Ramiro Borja

Personal information
- Full name: Ramiro A. Borja M.
- Date of birth: August 28, 1961 (age 63)
- Place of birth: Quito, Ecuador
- Position(s): Forward / Midfielder

Youth career
- 1979–1980: Rutgers

Senior career*
- Years: Team / Apps / (Gls)
- 1986–1987: Memphis Storm (indoor)
- 1987–1988: Los Angeles Lazers / 11 / (1)
- 1988–1989: Memphis Storm (indoor)
- 1989–1991: Albany Capitals

International career
- 1992: Puerto Rico

= Ramiro Borja =

Ecuadorean-American soccer player (born 1961)

Ramiro Borja is a retired Ecuadorean-American soccer player. He played professionally in the Major Indoor Soccer League, American Indoor Soccer Association and American Professional Soccer League.

Borja, brother of Chico Borja, was raised in Belleville, New Jersey, and played prep soccer at Belleville High School.

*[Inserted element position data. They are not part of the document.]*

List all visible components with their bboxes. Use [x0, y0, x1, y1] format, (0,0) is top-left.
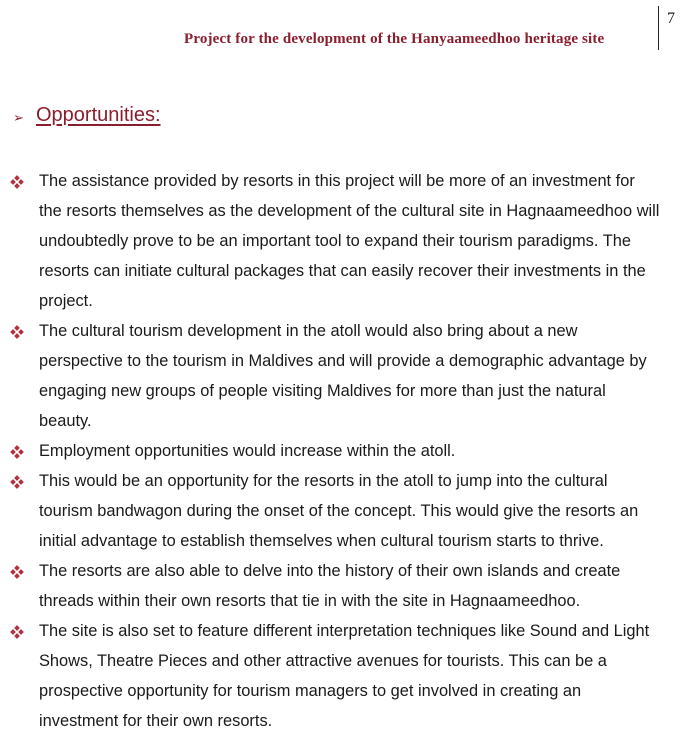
four-diamond-bullet-icon — [11, 566, 23, 578]
four-diamond-bullet-icon — [11, 176, 23, 188]
header-title: Project for the development of the Hanyaameedhoo heritage site — [184, 31, 605, 47]
list-item — [0, 436, 680, 466]
list-item — [0, 316, 680, 436]
list-item-text: The assistance provided by resorts in this project will be more of an investment for the resorts themselves as the development of the cultural site in Hagnaameedhoo will undoubtedly prove to be an important tool to expand their tourism paradigms. The resorts can initiate cultural packages that can easily recover their investments in the project. — [39, 172, 660, 310]
list-item-text: This would be an opportunity for the resorts in the atoll to jump into the cultural tourism bandwagon during the onset of the concept. This would give the resorts an initial advantage to establish themselves when cultural tourism starts to thrive. — [39, 472, 639, 550]
four-diamond-bullet-icon — [11, 626, 23, 638]
page-number: 7 — [667, 10, 675, 27]
section-heading: Opportunities: — [36, 104, 161, 126]
list-item — [0, 616, 680, 736]
list-item-text: The cultural tourism development in the atoll would also bring about a new perspective to the tourism in Maldives and will provide a demographic advantage by engaging new groups of people visiting Maldives for more than just the natural beauty. — [39, 322, 647, 430]
four-diamond-bullet-icon — [11, 446, 23, 458]
list-item-text: Employment opportunities would increase within the atoll. — [39, 442, 456, 460]
arrowhead-bullet-icon: ➢ — [13, 110, 24, 125]
four-diamond-bullet-icon — [11, 326, 23, 338]
list-item-text: The site is also set to feature different interpretation techniques like Sound and Light Shows, Theatre Pieces and other attractive avenues for tourists. This can be a prospective opportunity for tourism managers to get involved in creating an investment for their own resorts. — [39, 622, 650, 730]
list-item-text: The resorts are also able to delve into the history of their own islands and create threads within their own resorts that tie in with the site in Hagnaameedhoo. — [39, 562, 621, 610]
opportunities-list — [0, 166, 680, 736]
header-rule — [658, 6, 659, 50]
list-item — [0, 556, 680, 616]
four-diamond-bullet-icon — [11, 476, 23, 488]
list-item — [0, 466, 680, 556]
list-item — [0, 166, 680, 316]
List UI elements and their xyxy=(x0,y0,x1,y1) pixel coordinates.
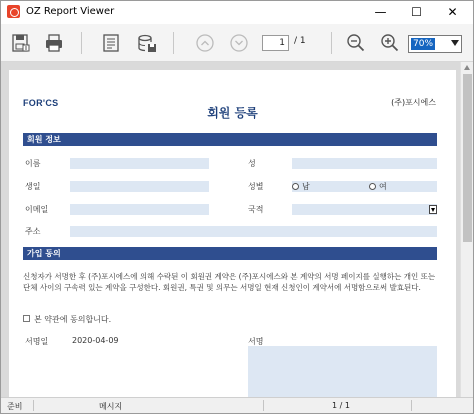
app-icon xyxy=(7,5,20,18)
company-logo: FOR'CS xyxy=(23,98,59,108)
toolbar xyxy=(1,24,473,62)
window-title: OZ Report Viewer xyxy=(26,6,115,17)
surname-field[interactable] xyxy=(292,158,437,169)
status-bar xyxy=(1,397,473,413)
country-select[interactable] xyxy=(292,204,437,215)
export-icon[interactable] xyxy=(100,32,122,54)
toolbar-separator xyxy=(331,32,332,54)
company-name: (주)포시에스 xyxy=(391,98,436,107)
status-page: 1 / 1 xyxy=(332,401,350,410)
zoom-select[interactable] xyxy=(408,35,462,53)
chevron-down-icon[interactable] xyxy=(429,205,437,214)
birthday-field[interactable] xyxy=(70,181,209,192)
sign-date-value: 2020-04-09 xyxy=(72,336,119,345)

He attended Rutgers University, playing for the Rutgers Scarlet Knights men's soccer team in 1979 and 1980. In 1986, Borja signed with the Memphis Storm of the American Indoor Soccer Association. In 1987, he moved to the Los Angeles Lazers of the Major Indoor Soccer League, but was back with the Storm a year later. In 1989, he moved outdoors with the Albany Capitals of the American Soccer League. He played three seasons with the Capitals, the last two in the American Professional Soccer League. He was 1991 First Team All League.

==International==
Borja competed for the Puerto Rico national football team during Puerto Rico's qualification games for the 1994 FIFA World Cup.